Member of the Parliament of Georgia
- Incumbent
- Assumed office 2020
- Constituency: Georgian Dream party list

Personal details
- Born: 26 October 1979 (age 46)
- Party: Georgian Dream
- Alma mater: Tbilisi State University
- Profession: Lawyer

= Aluda Gudushauri =

Georgian lawyer and politician

Aluda Gudushauri (ალუდა ღუდუშაური; born 26 October 1979) is a Georgian lawyer and politician. He has served as a member of the Parliament of Georgia for the 10th parliament since 2020, elected via the party list of the Georgian Dream—Democratic Georgia bloc.

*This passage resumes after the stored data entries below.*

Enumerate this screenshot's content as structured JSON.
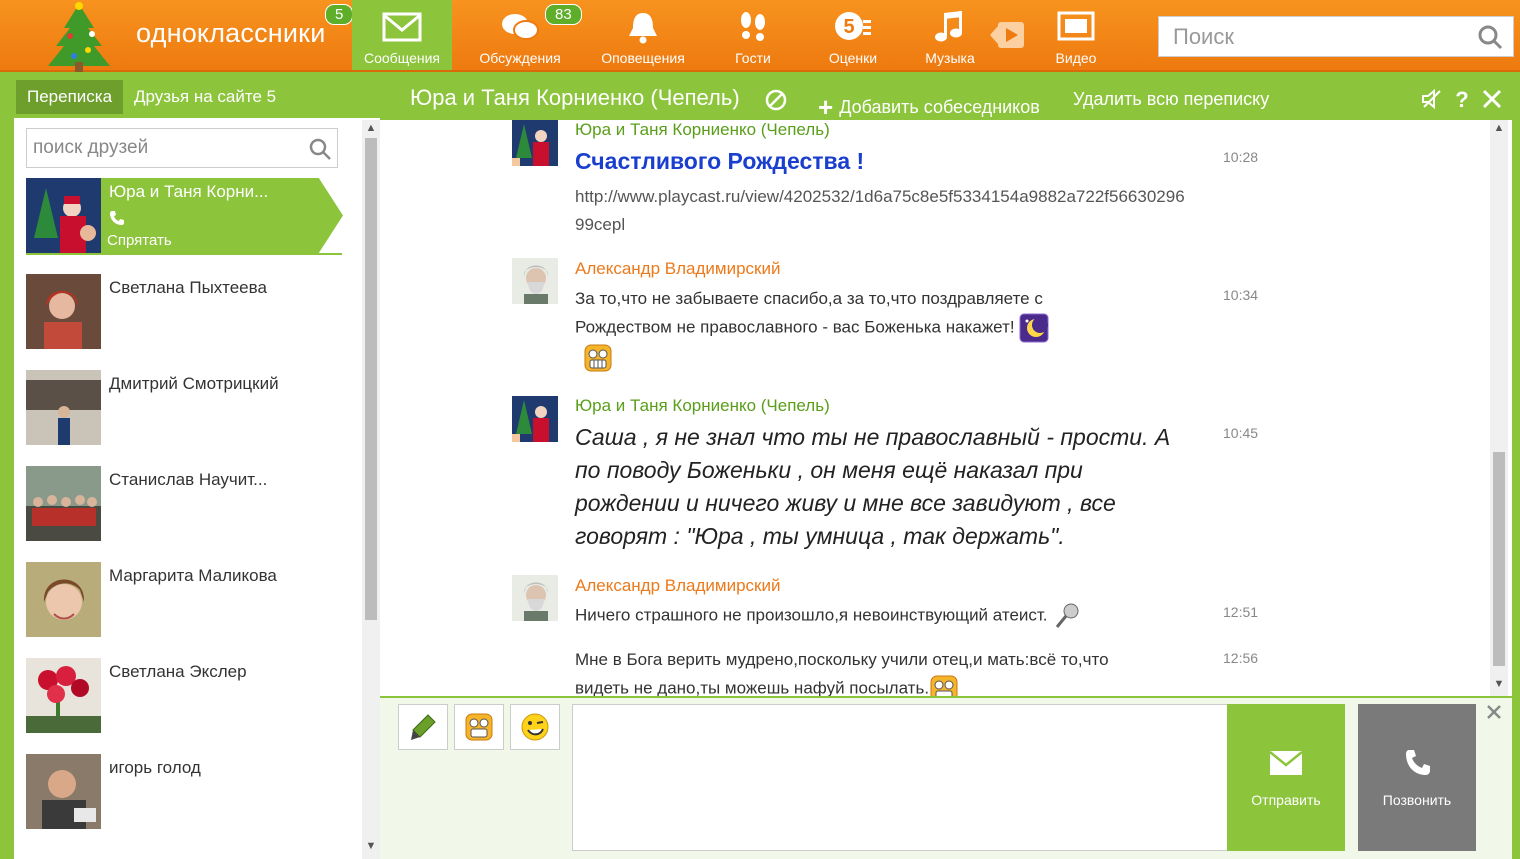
{
  "brand": {
    "name": "одноклассники",
    "badge": "5",
    "colors": {
      "orange": "#f7931e",
      "green": "#8cc43c",
      "dark_green": "#6e9e2c"
    }
  },
  "nav": {
    "items": [
      {
        "label": "Сообщения",
        "icon": "envelope-icon",
        "active": true
      },
      {
        "label": "Обсуждения",
        "icon": "speech-bubbles-icon",
        "badge": "83"
      },
      {
        "label": "Оповещения",
        "icon": "bell-icon"
      },
      {
        "label": "Гости",
        "icon": "footprints-icon"
      },
      {
        "label": "Оценки",
        "icon": "rating-five-icon"
      },
      {
        "label": "Музыка",
        "icon": "music-note-icon"
      },
      {
        "label": "Видео",
        "icon": "video-icon"
      }
    ],
    "search_placeholder": "Поиск"
  },
  "left": {
    "tabs": [
      {
        "label": "Переписка",
        "active": true
      },
      {
        "label": "Друзья на сайте 5"
      }
    ],
    "search_placeholder": "поиск друзей",
    "friends": [
      {
        "name": "Юра и Таня Корни...",
        "active": true,
        "action": "Спрятать"
      },
      {
        "name": "Светлана Пыхтеева"
      },
      {
        "name": "Дмитрий Смотрицкий"
      },
      {
        "name": "Станислав Научит..."
      },
      {
        "name": "Маргарита Маликова"
      },
      {
        "name": "Светлана Экслер"
      },
      {
        "name": "игорь голод"
      }
    ]
  },
  "chat": {
    "title": "Юра и Таня Корниенко (Чепель)",
    "add_label": "Добавить собеседников",
    "delete_label": "Удалить всю переписку",
    "messages": [
      {
        "author": "Юра и Таня Корниенко (Чепель)",
        "time": "10:28",
        "title": "Счастливого Рождества !",
        "link": "http://www.playcast.ru/view/4202532/1d6a75c8e5f5334154a9882a722f5663029699cepl"
      },
      {
        "author": "Александр Владимирский",
        "time": "10:34",
        "text": " За то,что не забываете спасибо,а за то,что поздравляете с Рождеством не православного - вас Боженька накажет!"
      },
      {
        "author": "Юра и Таня Корниенко (Чепель)",
        "time": "10:45",
        "text": "Саша , я не знал что ты не православный - прости. А по поводу Боженьки , он меня ещё наказал при рождении и ничего живу и мне все завидуют , все говорят : \"Юра , ты умница , так держать\"."
      },
      {
        "author": "Александр Владимирский",
        "time": "12:51",
        "text": "Ничего страшного не произошло,я невоинствующий атеист."
      },
      {
        "time": "12:56",
        "text": "Мне в Бога верить мудрено,поскольку учили отец,и мать:всё то,что видеть не дано,ты можешь нафуй посылать."
      }
    ]
  },
  "composer": {
    "send_label": "Отправить",
    "call_label": "Позвонить",
    "input_value": ""
  }
}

== Early life and career ==
Gudushauri graduated from Tbilisi State University. Before entering politics, he had a career in law enforcement and private legal practice. From 2001 to 2004, he served as an inspector and then as a bailiff-inspector in the service division of the National Bureau of Enforcement. In 2004, he was appointed Deputy Head of the Kazbegi District Police Division for Administrative Police. From 2006 to 2020, he worked as a lawyer within the Georgian Bar Association. During this period, he also held concurrent roles in the private sector, serving as a lecturer at the Georgian Technical University in 2011, as a lawyer for the company Kiki from 2014 to 2020.

Gudushauri was elected to Parliament in the 2020 election. In his capacity as an MP, he has made public statements on Georgia's foreign policy trajectory. He serves as a member of the parliamentary Tsulukiani Commission, a body tasked with investigating alleged misconduct by former officials.

== Controversy ==

=== Sanctions ===
In July 2025, the government of Estonia sanctioned him alongside 18 other Georgian officials. The Estonian Foreign Minister stated the sanctions targeted individuals "directly or indirectly responsible for the persecution of peaceful protesters, journalists, and opposition representatives." A consolidated report by Transparency International Georgia also lists Gudushauri as a sanctioned Georgian Dream MP.

In response to the United Kingdom's sanctions on four Georgian officials in April 2025, Gudushauri criticized the move, calling the decisions "unfounded and, in many cases, subjective" and alleging a "sanctions war" against Georgia's sovereignty.